PCA is one of the simplest multivariate methods, also widely used for different purposes. For example, in regression a principal component can be used as response variable to account for the multivariate behaviour of original response variables under the effect of some predictors. Or, it can be used to fix collinearity problems of a set of predictors. In general, PCA is a method for dimensionality reduction of a multivariate data.

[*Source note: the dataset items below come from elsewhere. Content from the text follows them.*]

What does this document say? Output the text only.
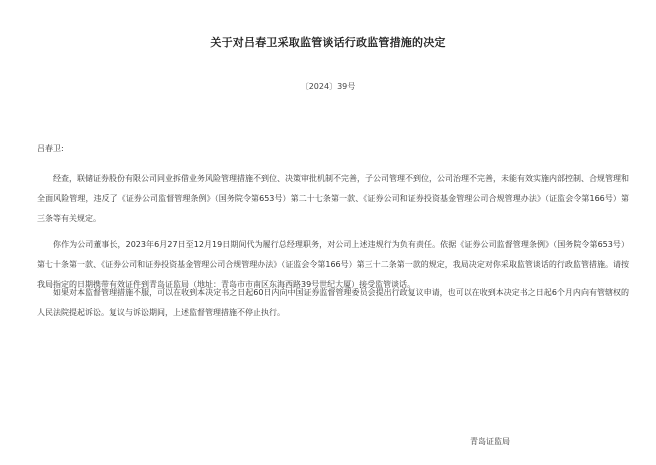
关于对吕春卫采取监管谈话行政监管措施的决定
〔2024〕39号
吕春卫:

经查，联储证券股份有限公司同业拆借业务风险管理措施不到位、决策审批机制不完善，子公司管理不到位，公司治理不完善，未能有效实施内部控制、合规管理和全面风险管理，违反了《证券公司监督管理条例》（国务院令第653号）第二十七条第一款、《证券公司和证券投资基金管理公司合规管理办法》（证监会令第166号）第三条等有关规定。

你作为公司董事长，2023年6月27日至12月19日期间代为履行总经理职务，对公司上述违规行为负有责任。依据《证券公司监督管理条例》（国务院令第653号）第七十条第一款、《证券公司和证券投资基金管理公司合规管理办法》（证监会令第166号）第三十二条第一款的规定，我局决定对你采取监管谈话的行政监管措施。请按我局指定的日期携带有效证件到青岛证监局（地址：青岛市市南区东海西路39号世纪大厦）接受监管谈话。

如果对本监督管理措施不服，可以在收到本决定书之日起60日内向中国证券监督管理委员会提出行政复议申请，也可以在收到本决定书之日起6个月内向有管辖权的人民法院提起诉讼。复议与诉讼期间，上述监督管理措施不停止执行。

青岛证监局
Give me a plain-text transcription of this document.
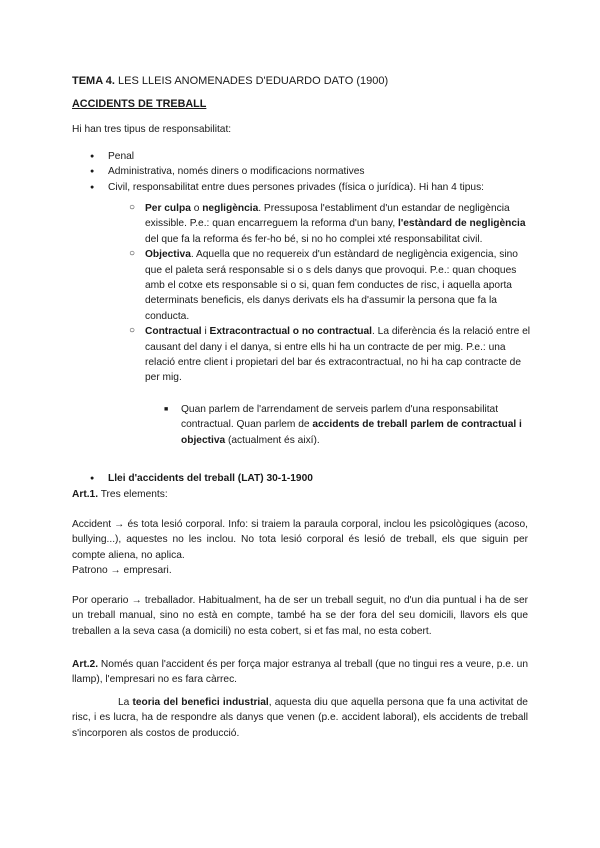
TEMA 4. LES LLEIS ANOMENADES D'EDUARDO DATO (1900)
ACCIDENTS DE TREBALL
Hi han tres tipus de responsabilitat:
● Penal
● Administrativa, només diners o modificacions normatives
● Civil, responsabilitat entre dues persones privades (física o jurídica). Hi han 4 tipus:
○ Per culpa o negligència. Pressuposa l'establiment d'un estandar de negligència exissible. P.e.: quan encarreguem la reforma d'un bany, l'estàndard de negligència del que fa la reforma és fer-ho bé, si no ho complei xté responsabilitat civil.
○ Objectiva. Aquella que no requereix d'un estàndard de negligència exigencia, sino que el paleta será responsable si o s dels danys que provoqui. P.e.: quan choques amb el cotxe ets responsable si o si, quan fem conductes de risc, i aquella aporta determinats beneficis, els danys derivats els ha d'assumir la persona que fa la conducta.
○ Contractual i Extracontractual o no contractual. La diferència és la relació entre el causant del dany i el danya, si entre ells hi ha un contracte de per mig. P.e.: una relació entre client i propietari del bar és extracontractual, no hi ha cap contracte de per mig.
■ Quan parlem de l'arrendament de serveis parlem d'una responsabilitat contractual. Quan parlem de accidents de treball parlem de contractual i objectiva (actualment és així).
● Llei d'accidents del treball (LAT) 30-1-1900
Art.1. Tres elements:
Accident → és tota lesió corporal. Info: si traiem la paraula corporal, inclou les psicològiques (acoso, bullying...), aquestes no les inclou. No tota lesió corporal és lesió de treball, els que siguin per compte aliena, no aplica.
Patrono → empresari.
Por operario → treballador. Habitualment, ha de ser un treball seguit, no d'un dia puntual i ha de ser un treball manual, sino no està en compte, també ha se der fora del seu domicili, llavors els que treballen a la seva casa (a domicili) no esta cobert, si et fas mal, no esta cobert.
Art.2. Només quan l'accident és per força major estranya al treball (que no tingui res a veure, p.e. un llamp), l'empresari no es fara càrrec.
La teoria del benefici industrial, aquesta diu que aquella persona que fa una activitat de risc, i es lucra, ha de respondre als danys que venen (p.e. accident laboral), els accidents de treball s'incorporen als costos de producció.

The method consists of transforming through linear combinations the \(p\) original variables \(Y_1\), \(Y_2\), …, \(Y_2\) into new \(p\) latent variables (the principal components), \(Z_1\), \(Z_2\), …, \(Z_p\), that are uncorrelated in its importance order and able to describe the variability of the original data set in a condensed form, so that a few (say 2 or 3) principal components hold most of that variability. The order of importance is such that
\[Var(Z_1) \geq Var(Z_2) \geq ... \geq Var(Z_p)\]
Then, if the reduction is effective,
\[Var(Z_1) + Var(Z_2) \approx Var(Y_1) + Var(Y_2) + ... + Var(Y_p)\]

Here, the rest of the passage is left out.